Skin Color Effects Melanoma Survival

Caucasians found to have better skin cancer survival rates.

Despite Caucasians having a higher risk of skin cancer than the general population, a new study found that individuals with skin of color are less likely to survive the disease.

It is commonly believed among individuals with skin of color that they do not need to be concerned with developing melanoma, but a study published in the Journal of the American Academy of Dermatology found that this is a dangerous misconception.

“Everyone is at risk for skin cancer, regardless of race,” said study author Jeremy S. Bordeaux, MD, MPH, FAAD. “Patients with skin of color may believe they aren’t at risk, but that is not the case — and when they do get skin cancer, it may be especially deadly.”

For the study, researchers used the National Cancer Institute’s (NCI) Surveillance, Epidemiology and End Results database to examine nearly 97,000 individuals diagnosed with melanoma from 1992 to 2009.

The results of the study showed that although the Caucasian patients had the highest rate of melanoma incidence, they also had the best overall survival rate. This was followed by Hispanic patients and patients in the Asian American/Native America/Pacific Islander group.

When it came to African American patients, study results showed that they had the worst overall survival rate and were the group that was most likely to be diagnosed with melanoma in its advanced stages, when the disease is most difficult to treat.

Although the timing of diagnosis is a factor that affects this groups survival rates, it is not the only one. Findings showed that African American patients had the worst prognosis for every stage of melanoma.

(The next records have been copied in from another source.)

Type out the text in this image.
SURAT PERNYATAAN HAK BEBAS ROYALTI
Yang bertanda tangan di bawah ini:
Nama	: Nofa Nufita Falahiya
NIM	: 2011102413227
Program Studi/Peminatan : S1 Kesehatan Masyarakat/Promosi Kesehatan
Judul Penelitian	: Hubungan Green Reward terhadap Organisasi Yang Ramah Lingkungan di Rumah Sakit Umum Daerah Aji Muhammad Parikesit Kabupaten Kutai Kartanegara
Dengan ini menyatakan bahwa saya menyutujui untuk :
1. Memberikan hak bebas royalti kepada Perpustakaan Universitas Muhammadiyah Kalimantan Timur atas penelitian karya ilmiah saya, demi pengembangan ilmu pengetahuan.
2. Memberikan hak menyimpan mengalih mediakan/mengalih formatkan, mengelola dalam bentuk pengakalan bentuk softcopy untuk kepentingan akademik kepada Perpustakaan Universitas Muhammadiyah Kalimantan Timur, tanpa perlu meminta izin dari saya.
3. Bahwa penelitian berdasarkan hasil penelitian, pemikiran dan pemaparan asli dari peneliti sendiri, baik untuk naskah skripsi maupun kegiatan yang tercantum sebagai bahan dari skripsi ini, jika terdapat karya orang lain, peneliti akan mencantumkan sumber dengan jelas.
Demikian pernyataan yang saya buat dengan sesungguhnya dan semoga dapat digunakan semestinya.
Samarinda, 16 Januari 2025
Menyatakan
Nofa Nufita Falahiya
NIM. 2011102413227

The study authors stated that the differences in survival rates may be due to disparities in the timeliness of melanoma detection and treatment among the different races. Patients with skin of color may not seek medical attention for irregular spots on their skin because they don’t believe that they pose any sort of threat.

There also may be biologic differences in melanoma among patients with skin of color, which could result in more aggressive disease in these patients. To determine why the survival rates different among different ethnic groups, more research needs to be done.

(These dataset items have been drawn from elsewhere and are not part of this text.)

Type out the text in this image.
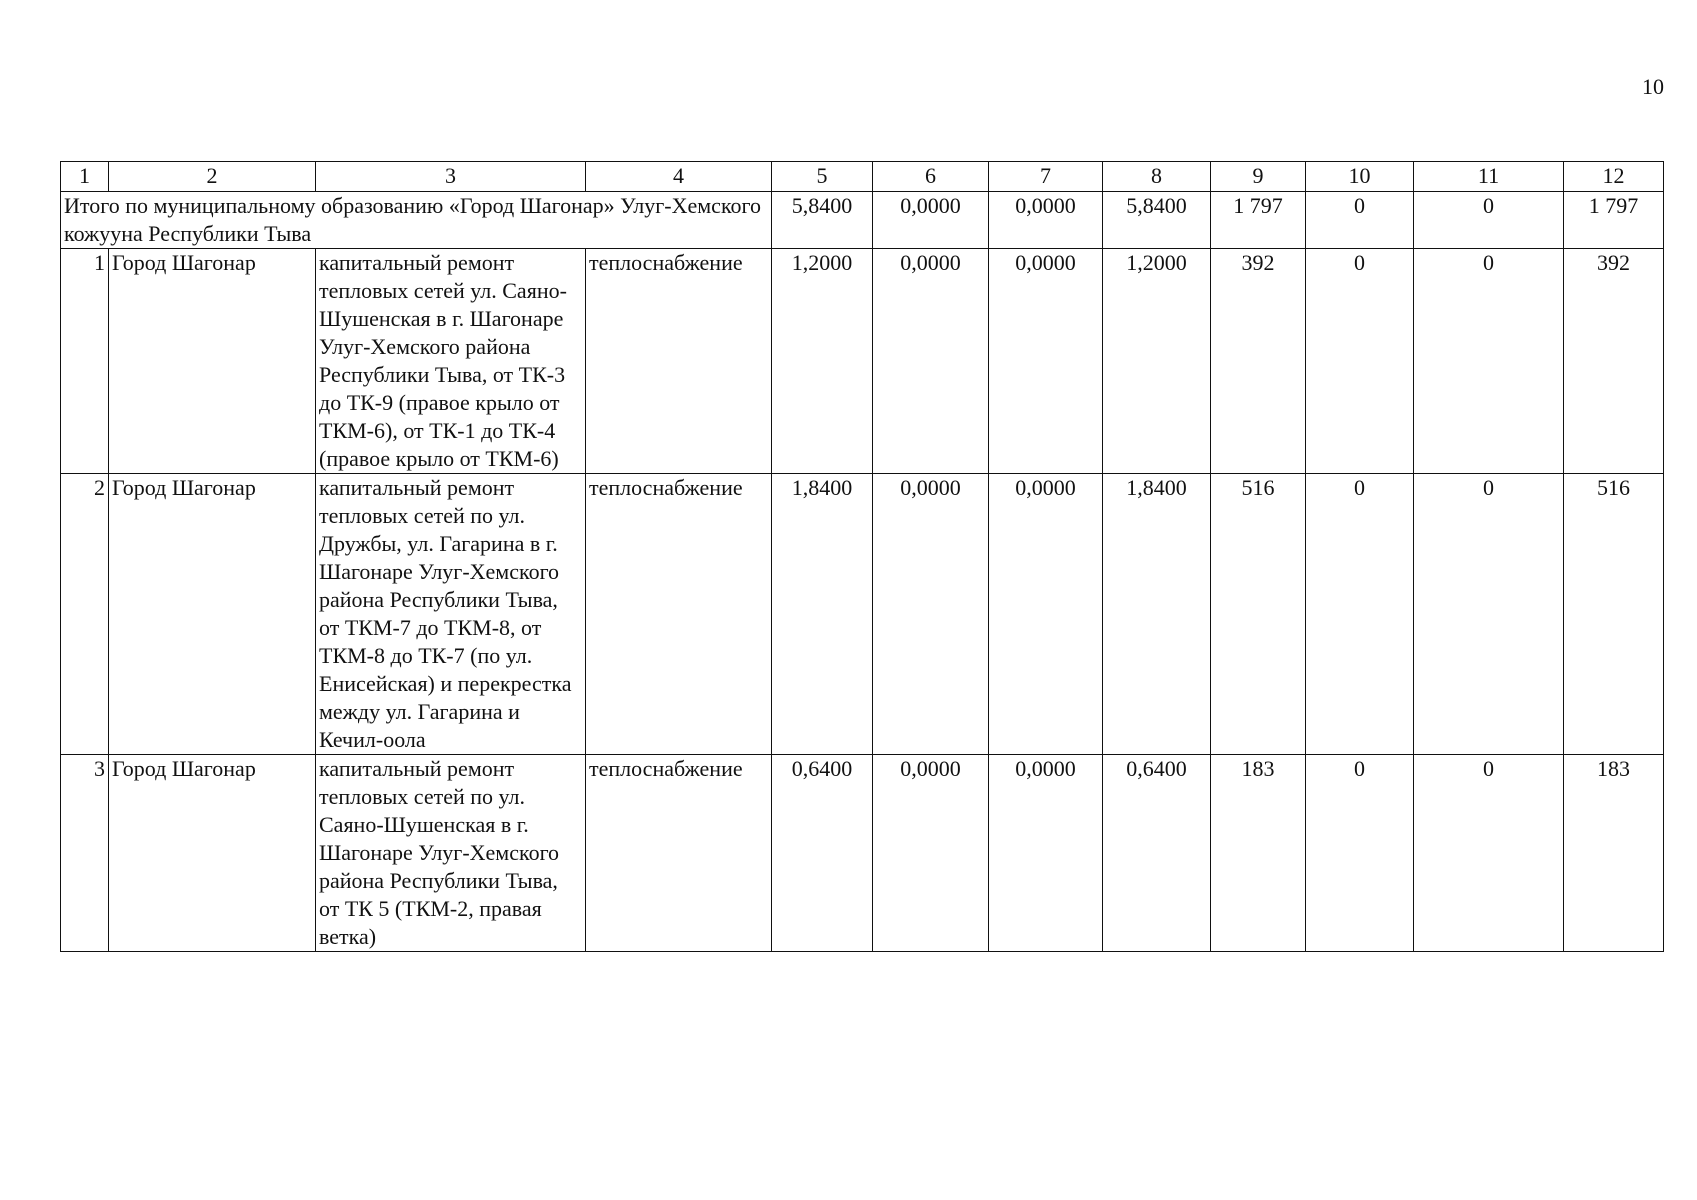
10
1	2	3	4	5	6	7	8	9	10	11	12
Итого по муниципальному образованию «Город Шагонар» Улуг-Хемского кожууна Республики Тыва				5,8400	0,0000	0,0000	5,8400	1 797	0	0	1 797
1	Город Шагонар	капитальный ремонт тепловых сетей ул. Саяно-Шушенская в г. Шагонаре Улуг-Хемского района Республики Тыва, от ТК-3 до ТК-9 (правое крыло от ТКМ-6), от ТК-1 до ТК-4 (правое крыло от ТКМ-6)	теплоснабжение	1,2000	0,0000	0,0000	1,2000	392	0	0	392
2	Город Шагонар	капитальный ремонт тепловых сетей по ул. Дружбы, ул. Гагарина в г. Шагонаре Улуг-Хемского района Республики Тыва, от ТКМ-7 до ТКМ-8, от ТКМ-8 до ТК-7 (по ул. Енисейская) и перекрестка между ул. Гагарина и Кечил-оола	теплоснабжение	1,8400	0,0000	0,0000	1,8400	516	0	0	516
3	Город Шагонар	капитальный ремонт тепловых сетей по ул. Саяно-Шушенская в г. Шагонаре Улуг-Хемского района Республики Тыва, от ТК 5 (ТКМ-2, правая ветка)	теплоснабжение	0,6400	0,0000	0,0000	0,6400	183	0	0	183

However, in the meantime, individuals with skin of color should be aware of their skin cancer risk, researchers stated.

“Because skin cancer can affect anyone, everyone should be proactive about skin cancer prevention and detection,” Bordeaux said. “Don’t let this potentially deadly disease sneak up on you because you don’t think it can happen to you.”

Regardless of skin color, everyone should take steps to protect themselves from ultraviolet radiation exposure. The American Academy of Dermatology recommends that individuals wear protective clothing, use a broad-spectrum water-resistant sunscreen with an SPF of 30 or higher, and seek shade.

Authors stressed that although sun protection is important for everyone, people with skin of color are more prone to skin cancer in areas that are not commonly exposed to the sun, such as the palms of hands and the soles of feet. These individuals should be particularly careful to examine hard-to-see areas when they are monitoring their skin for signs of skin cancer.

“Skin cancer is most treatable when detected early, so everyone should regularly examine their skin for new or suspicious spots,” Bordeaux said. “If you notice any spots that are different from the others, or anything changing, itching, or bleeding on your skin, make an appointment to see a board-certified dermatologist.”